By SUSAN JONES
The first COVID-19 vaccine approved for use in the United States has arrived in Pittsburgh, and UPMC held a public event on Dec. 14 to begin administering doses to its frontline workers.
The Food and Drug Administration gave approval to the Pfizer-BioNTech coronavirus vaccine on an emergency basis on Dec. 11. Anantha Shekhar, Pitt’s senior vice chancellor for Health Sciences, said at the Dec. 10 Senate Council meeting that UPMC expects to get about 29,000 doses of the Pfizer vaccine. He expects most of those workers to be vaccinated in the next four weeks.
What’s unclear is when the vaccine will be available for faculty, staff and students is still unclear.

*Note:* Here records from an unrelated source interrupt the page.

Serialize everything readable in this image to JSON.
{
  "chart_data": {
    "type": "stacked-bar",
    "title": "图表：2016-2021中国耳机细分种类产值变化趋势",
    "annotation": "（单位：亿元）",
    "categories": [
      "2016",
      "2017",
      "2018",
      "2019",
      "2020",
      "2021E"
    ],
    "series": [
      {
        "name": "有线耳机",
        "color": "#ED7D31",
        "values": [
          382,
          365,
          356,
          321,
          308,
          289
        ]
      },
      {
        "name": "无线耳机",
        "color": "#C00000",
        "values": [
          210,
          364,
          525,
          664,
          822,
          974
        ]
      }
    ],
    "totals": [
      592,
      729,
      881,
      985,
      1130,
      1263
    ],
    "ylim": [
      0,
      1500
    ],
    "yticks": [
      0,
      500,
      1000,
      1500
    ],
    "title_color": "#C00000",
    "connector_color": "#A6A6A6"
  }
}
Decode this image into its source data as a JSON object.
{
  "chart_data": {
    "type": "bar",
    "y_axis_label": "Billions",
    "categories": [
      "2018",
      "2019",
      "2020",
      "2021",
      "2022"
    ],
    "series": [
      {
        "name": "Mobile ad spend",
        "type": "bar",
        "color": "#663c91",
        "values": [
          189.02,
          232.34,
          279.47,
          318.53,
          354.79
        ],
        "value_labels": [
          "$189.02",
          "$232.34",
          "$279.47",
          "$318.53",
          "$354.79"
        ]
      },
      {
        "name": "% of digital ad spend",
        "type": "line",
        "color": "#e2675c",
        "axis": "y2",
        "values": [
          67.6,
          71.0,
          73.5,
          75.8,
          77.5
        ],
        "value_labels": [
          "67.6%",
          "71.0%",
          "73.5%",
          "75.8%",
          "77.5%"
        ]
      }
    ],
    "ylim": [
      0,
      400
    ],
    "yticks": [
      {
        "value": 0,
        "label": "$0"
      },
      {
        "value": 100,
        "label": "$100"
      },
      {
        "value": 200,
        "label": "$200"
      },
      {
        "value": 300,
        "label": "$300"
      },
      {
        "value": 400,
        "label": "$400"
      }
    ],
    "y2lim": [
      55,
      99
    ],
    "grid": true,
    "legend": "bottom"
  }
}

The Moderna vaccine, which was approved by an FDA advisory panel on Dec. 17 and is expected to get full approval soon, will likely go to people in long-term care facilities, Shekhar said. He expects that if adequate supply chains are in place that most people will be able to get vaccinated in the next six months.
“It’s really astounding how far we’ve come in 10 months,” Paul Duprex, head of Pitt’s Center for Vaccine Research, told Senate Council.
The Pfizer vaccine may be the first, but it may not be the best, Duprex said, particularly because the vaccine needs to be stored at minus 70 degrees Celsius. “It’s very important that we have lots of work on other vaccines.”
At the Center for Vaccine Research, Duprex said they just signed a contract with Merck to provide preclinical data using the animal models that were set up right at the beginning of the pandemic. The center was one of the first in the nation to receive samples of the virus for testing.
The center also is working on a COVID-19 vaccine on a measles vaccine backbone. The vaccine is developed and owned by Pitt and licensed for clinical trials in India through a commercial partnership with Serum Institute of India, a company Duprex said vaccinates two-thirds of the world’s children.
“We don’t want to just think about products for this part of the world; we want to think about products for all over the world, because this is a global problem,” he said.
The issues that concern him now are how long will the immunity to the virus last after someone receives a vaccine and how will the virus change.
And finally, he said, “There’s no point developing these novel vaccines if we cannot convince the people to use them. Vaccine hesitancy is a challenge, and that demands strong communication from trusted messengers and that’s one of the programs that we’re trying to put in place with communities in Pittsburgh.”